Ironically, newcomers stood a much better chance of learning English under that regime. 

Tuesday, November 01, 2016

What a Difference Half a Day Makes

As UFT chapter leader, I get a period off, so I teach four classes rather than five. In fact, I teach two double-period classes, one in the morning and another in the afternoon. I am quite fortunate this year in that, after years of begging and pleading, I managed to get my kids into the TDF Stage Doors program. This means that on November 16th all my students will be seeing Wicked on Broadway at no charge.

It's pretty cool because the overwhelming majority of my students have never seen a Broadway show, or likely any live theater at all. But it's also a lot of work because my students know very little English, and very little American culture. So in fact, before they see Wicked we needed to make sure they saw The Wizard of Oz, and that they understood it. We've moved past that, and yesterday was the first day we started discussing the characters in Wicked.

Wicked is an interesting choice for my kids, because it's mostly about a woman who is, well, green. Kermit the Frog can sing It's Not Easy Being Green and it's cute. On the other hand, that's pretty much par for the course when you're a frog. Being a green person is really kind of tough. My morning class was all over it, and a discussion of Elphaba (the witch's name, created from the initials of L. Frank Baum) moved into a discussion about prejudice, discrimination, and even stereotypes. Someone hates each and every one of us, I told them, just because of who we are.

The kids were receptive. They discussed a bunch of questions I'd written, and my co-teacher pushed me to Danielson everything. They read the questions and discussed them in small groups before sharing them aloud. Even a painfully shy young woman who was reluctant to come on the trip with us smiled for the first time in my memory. My morning class was fully engaged and I'm sure if we'd been observed by someone not crazy we'd have come out highly effective.

So we were pretty encouraged to give the same lesson again in the PM. Sadly, we saw a lot of different attitudes. The kid who's always spacing out spaced out as usual. The boys who sit in the back and tend not to mix with anyone tended not to do so yesterday either. Some students didn't answer my questions because they weren't listening. A boy asked me what the question was, after I'd repeated it more than once, and got my stock answer:

A question is an interrogative statement designed to elicit a response.

Of course, that's just obnoxious.

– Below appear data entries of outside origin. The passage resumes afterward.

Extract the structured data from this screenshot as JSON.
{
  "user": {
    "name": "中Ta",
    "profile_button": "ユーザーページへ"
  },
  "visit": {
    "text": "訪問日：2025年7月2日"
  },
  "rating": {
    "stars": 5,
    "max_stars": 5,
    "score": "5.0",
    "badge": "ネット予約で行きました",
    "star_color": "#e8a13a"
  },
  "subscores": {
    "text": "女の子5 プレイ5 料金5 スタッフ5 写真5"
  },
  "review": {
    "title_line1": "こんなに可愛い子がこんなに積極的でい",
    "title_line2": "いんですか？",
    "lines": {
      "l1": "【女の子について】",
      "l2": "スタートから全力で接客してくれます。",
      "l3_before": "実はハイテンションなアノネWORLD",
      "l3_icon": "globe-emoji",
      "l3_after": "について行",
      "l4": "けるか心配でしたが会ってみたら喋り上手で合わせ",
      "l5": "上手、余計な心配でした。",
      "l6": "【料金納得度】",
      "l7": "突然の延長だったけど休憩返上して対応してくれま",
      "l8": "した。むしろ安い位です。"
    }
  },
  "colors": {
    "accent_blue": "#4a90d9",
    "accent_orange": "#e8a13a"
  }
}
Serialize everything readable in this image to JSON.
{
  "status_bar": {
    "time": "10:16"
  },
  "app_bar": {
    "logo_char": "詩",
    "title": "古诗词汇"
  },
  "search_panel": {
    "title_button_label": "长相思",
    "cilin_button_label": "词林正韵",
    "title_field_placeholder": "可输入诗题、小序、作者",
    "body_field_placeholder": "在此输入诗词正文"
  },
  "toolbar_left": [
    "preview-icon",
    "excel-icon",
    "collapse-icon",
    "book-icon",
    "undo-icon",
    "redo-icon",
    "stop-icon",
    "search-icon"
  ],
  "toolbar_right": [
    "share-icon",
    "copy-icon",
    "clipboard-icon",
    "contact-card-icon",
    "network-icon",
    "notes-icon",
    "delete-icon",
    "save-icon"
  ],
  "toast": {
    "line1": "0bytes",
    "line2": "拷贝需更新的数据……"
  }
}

On the other hand, tuning out and asking for extra attention after having done so is not my favorite thing either. I wandered to the back and noticed that this boy, in fact, had written an answer to that question. It wasn't bad either.

Our afternoon class was not a disaster, but it was not great either. The morning class went perfectly. I wonder what the difference was. Is it the class size? The morning class has 26 while the evening class has 34. It's certainly easier to observe and keep tabs on the smaller class. Or is it the time? Our morning class meets at 8:46. The students have been through, at most, one class by that time.

Our PM class begins at about 12:30. By then, our students have sat through 6 classes. Are they pretty much washed out by then? Are they bored out of their minds? Are we further boring them out of their minds? I'd say up to eight students are not fully engaged in that class. I'm always walking around and lulling them out of their stupor one way or another. I give them the look, or if they're bent over sideways I bend over the same way and catch their sleepy eyes.

Sometimes I sneak over and try to get a photo of them sleeping. This is very tricky, because I'm actually am not aiming for the photo. I'm aiming to make them pick their heads up before I can get it. Usually, I don't get the photo and the students think they pulled one over on me. Alas, I actually have one photo of a sleeping student I took last week.

How can Danielson be fair when you can give the exact same lesson to two different classes and have two completely different results?